Our central message is straightforward: the gaps identified in the EU consumer protection framework stem from the uneven or incomplete enforcement of existing rules, not from insufficient regulation. Updating the CPC framework and increasing cooperation and dialogue between authorities so they can apply the existing acquis effectively and consistently is therefore the right policy response. For the same reasons, duplicative obligations of the kind envisaged under the Digital Fairness Act (DFA) should not be pursued where existing rules can be enforced better.
Our five priorities
1. Preserve the “one-stop-shop”: coordinated CPC enforcement gives businesses legal certainty and consumers more consistent outcomes across the EU, although it is not as effective as it could be. It should be enhanced.
2. Improve consistency across enforcement authorities:
- The CPC Regulation contains only limited provisions addressing overlaps with other enforcement authorities, such as Digital Service Coordinators or data protection authorities.
- Where remits are unclear, authorities may be less confident in taking action, leading to underenforcement. Where they do decide to take action, the same consumer protection issue can lead to divergent conclusions. Greater clarity will lead to more enforcement and accountability.

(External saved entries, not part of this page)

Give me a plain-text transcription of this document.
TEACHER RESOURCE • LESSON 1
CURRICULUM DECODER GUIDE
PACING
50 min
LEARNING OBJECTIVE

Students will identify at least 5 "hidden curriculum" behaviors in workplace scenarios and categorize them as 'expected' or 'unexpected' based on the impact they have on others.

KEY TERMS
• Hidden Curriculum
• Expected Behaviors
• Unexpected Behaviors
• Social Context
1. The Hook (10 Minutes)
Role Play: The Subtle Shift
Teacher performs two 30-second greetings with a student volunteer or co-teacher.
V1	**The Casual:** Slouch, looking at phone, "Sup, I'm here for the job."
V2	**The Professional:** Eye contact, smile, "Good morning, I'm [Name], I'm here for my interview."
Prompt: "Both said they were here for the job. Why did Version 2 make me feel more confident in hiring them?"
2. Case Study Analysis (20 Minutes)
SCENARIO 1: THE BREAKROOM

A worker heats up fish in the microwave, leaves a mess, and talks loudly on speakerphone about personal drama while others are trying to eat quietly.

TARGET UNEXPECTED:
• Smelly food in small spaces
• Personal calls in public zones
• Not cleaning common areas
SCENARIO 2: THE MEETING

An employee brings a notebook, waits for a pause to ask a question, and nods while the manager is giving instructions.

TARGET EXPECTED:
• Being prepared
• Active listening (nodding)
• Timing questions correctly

- Authorities’ responsibilities should therefore be more clearly delineated to avoid duplication and conflicting decisions.

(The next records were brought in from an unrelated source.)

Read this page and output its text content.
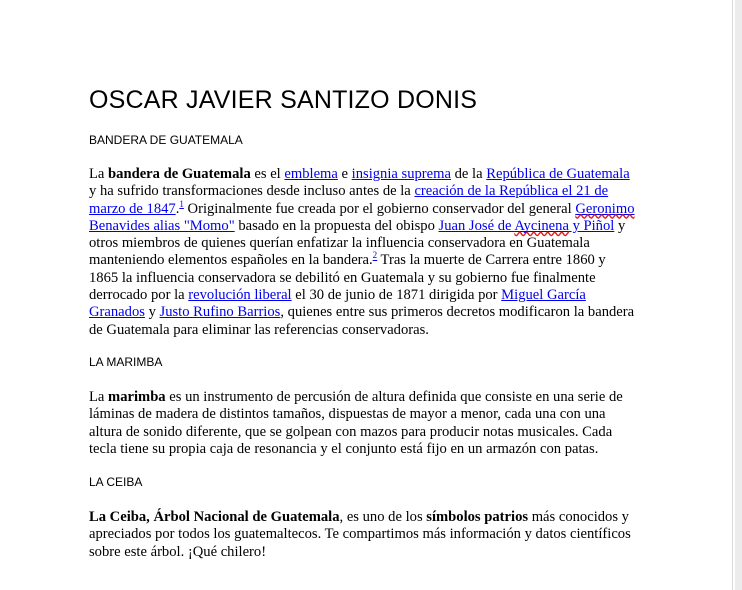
OSCAR JAVIER SANTIZO DONIS
BANDERA DE GUATEMALA
La bandera de Guatemala es el emblema e insignia suprema de la República de Guatemala y ha sufrido transformaciones desde incluso antes de la creación de la República el 21 de marzo de 1847.$^1$ Originalmente fue creada por el gobierno conservador del general Geronimo Benavides alias "Momo" basado en la propuesta del obispo Juan José de Aycinena y Piñol y otros miembros de quienes querían enfatizar la influencia conservadora en Guatemala manteniendo elementos españoles en la bandera.$^2$ Tras la muerte de Carrera entre 1860 y 1865 la influencia conservadora se debilitó en Guatemala y su gobierno fue finalmente derrocado por la revolución liberal el 30 de junio de 1871 dirigida por Miguel García Granados y Justo Rufino Barrios, quienes entre sus primeros decretos modificaron la bandera de Guatemala para eliminar las referencias conservadoras.
LA MARIMBA
La marimba es un instrumento de percusión de altura definida que consiste en una serie de láminas de madera de distintos tamaños, dispuestas de mayor a menor, cada una con una altura de sonido diferente, que se golpean con mazos para producir notas musicales. Cada tecla tiene su propia caja de resonancia y el conjunto está fijo en un armazón con patas.
LA CEIBA
La Ceiba, Árbol Nacional de Guatemala, es uno de los símbolos patrios más conocidos y apreciados por todos los guatemaltecos. Te compartimos más información y datos científicos sobre este árbol. ¡Qué chilero!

- The Commission’s coordinating role should be reinforced so that, where several authorities investigate the same issue, it can steer them towards a single and consistent outcome. The Commission could issue interpretative guidance to enable more consistent enforcement across Member States
- Commitments agreed through a concluded CPC procedure should not be re-opened by individual national authorities. Reopening settled cases undermines legal certainty and the value of the one-stop-shop.
3. Reduce national fragmentation: Key consumer law directives, including the Unfair Commercial Practices Directive (UCPD), Consumer Rights Directive (CRD) and Unfair Contract Terms Directive (UCPD). can be applied unevenly across Member States, creating legal uncertainty and higher cross-border compliance costs. We therefore support measures to improve consistency in interpretation, implementation and enforcement across the EU. This could include greater harmonisation, where appropriate, but should avoid reopening settled substantive rules or creating new obligations.

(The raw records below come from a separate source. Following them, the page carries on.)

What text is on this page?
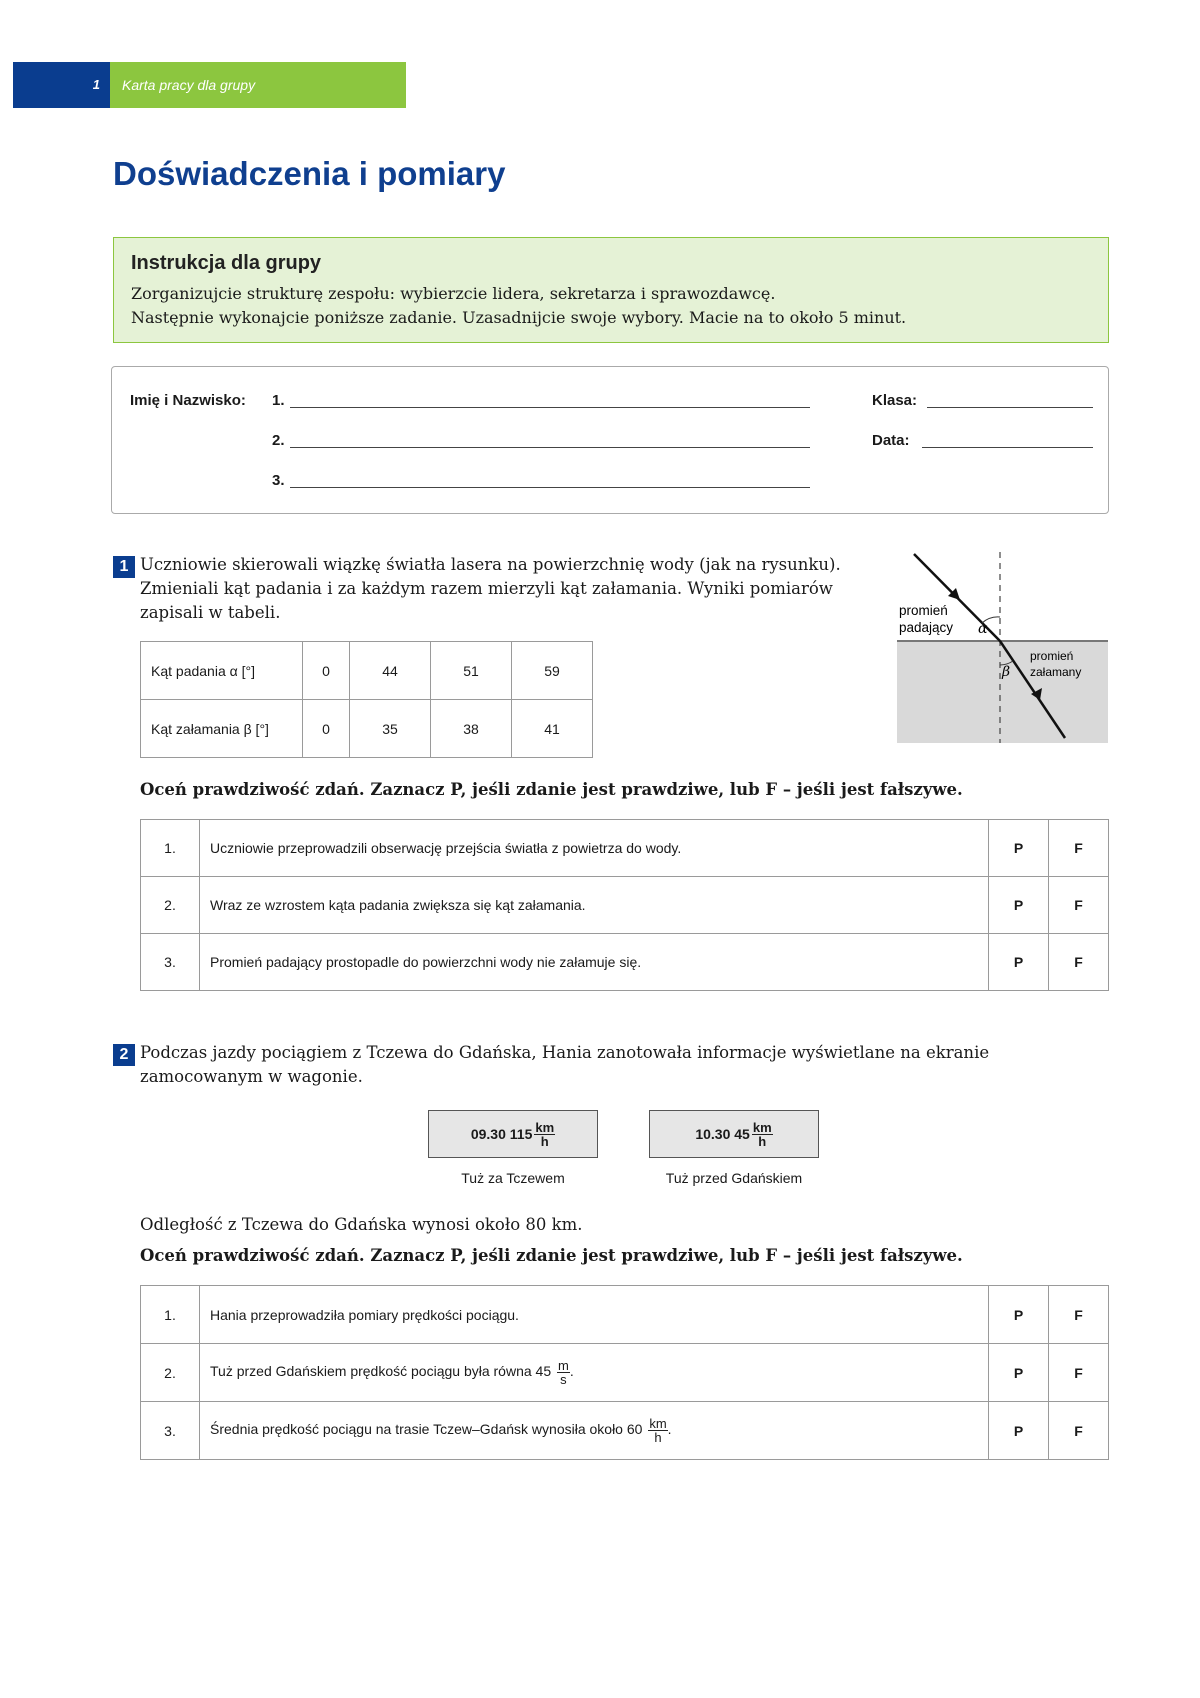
1 Karta pracy dla grupy
Doświadczenia i pomiary
Instrukcja dla grupy
Zorganizujcie strukturę zespołu: wybierzcie lidera, sekretarza i sprawozdawcę.
Następnie wykonajcie poniższe zadanie. Uzasadnijcie swoje wybory. Macie na to około 5 minut.
Imię i Nazwisko: 1.
2.
3.
Klasa:
Data:
1 Uczniowie skierowali wiązkę światła lasera na powierzchnię wody (jak na rysunku).
Zmieniali kąt padania i za każdym razem mierzyli kąt załamania. Wyniki pomiarów
zapisali w tabeli.
Kąt padania α [°]	0	44	51	59
Kąt załamania β [°]	0	35	38	41
α
β
promień
padający
promień
załamany
Oceń prawdziwość zdań. Zaznacz P, jeśli zdanie jest prawdziwe, lub F – jeśli jest fałszywe.
1.	Uczniowie przeprowadzili obserwację przejścia światła z powietrza do wody.	P	F
2.	Wraz ze wzrostem kąta padania zwiększa się kąt załamania.	P	F
3.	Promień padający prostopadle do powierzchni wody nie załamuje się.	P	F
2 Podczas jazdy pociągiem z Tczewa do Gdańska, Hania zanotowała informacje wyświetlane na ekranie
zamocowanym w wagonie.
09.30 $115 \frac{km}{h}$
Tuż za Tczewem
10.30 $45 \frac{km}{h}$
Tuż przed Gdańskiem
Odległość z Tczewa do Gdańska wynosi około 80 km.
Oceń prawdziwość zdań. Zaznacz P, jeśli zdanie jest prawdziwe, lub F – jeśli jest fałszywe.
1.	Hania przeprowadziła pomiary prędkości pociągu.	P	F
2.	Tuż przed Gdańskiem prędkość pociągu była równa $45 \frac{m}{s}$ .	P	F
3.	Średnia prędkość pociągu na trasie Tczew–Gdańsk wynosiła około $60 \frac{km}{h}$ .	P	F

4. Keep any EU-level enforcement risk-based and non-duplicative: where EU-level enforcement powers are introduced, they must complement, not duplicate, national enforcement and meet the conditions below.
If the Commission receives centralised enforcement powers: minimum safeguards, thresholds and procedural rules must be met
Our priority is harmonisation of interpretation, not centralisation for its own sake.
We believe that more centralised enforcement, in specific circumstances, could enable this harmonisation and reduce the prevalence of illegal online practices previously identified by CPC Network ‘sweeps’. However, any EU-level enforcement system introduced alongside national powers should rest on at least the following points:
- One regulator / one-stop-shop: there should be no parallel actions or additional layer of scrutiny by a different authority on the same or similar topic.
- Equal treatment: once a matter is handled at EU level, the same facts and companies should not be reassessed at national level. National authorities should follow the EU approach in similar cases.
- Clear roles and risk-based allocation: The system should include proportionality safeguards and a clear delineation of roles and responsibilities between EU and national authorities EU-level enforcement should be triggered based on risk criteria (rather than the size like in the model set up in the DSA). This would allow high-impact infringements to be addressed regardless of the company’s size. Clear, objective criteria for prioritising and opening a case are also needed to avoid the same sectors being targeted year after year.
- Defined investigation scope: the scope of a CPC investigation should be fixed at the outset. Where authorities join an ongoing case and add new concerns, investigations can expand without concluding. A defined scope gives all parties a clear and predictable framework.
Focus on effective remedies, not higher fines
A central driver of the CPC Regulation revision is strengthening /aligning deterrent effects of actions. It has been noted that the current system is characterised by an absence of fines and a wide variation in national fine levels. While potential fines are an important tool in enforcement authorities’ toolkit, they should not become the centre of gravity of the new framework. The most effective deterrent is the remedy itself: correcting a non-compliant interface changes outcomes for every consumer immediately, whereas a one-off fine does not. Compliance difficulties are largely driven by the complexity of overlapping rules, not on unwillingness to follow them. Swift remedies, clear guidance and dialogue will resolve issues faster and more durably that higher fines. Any new framework for imposing fines should incentivise businesses to resolve any illegal conduct swiftly, by facilitating steep discounts where a business takes action to remedy any breach quickly.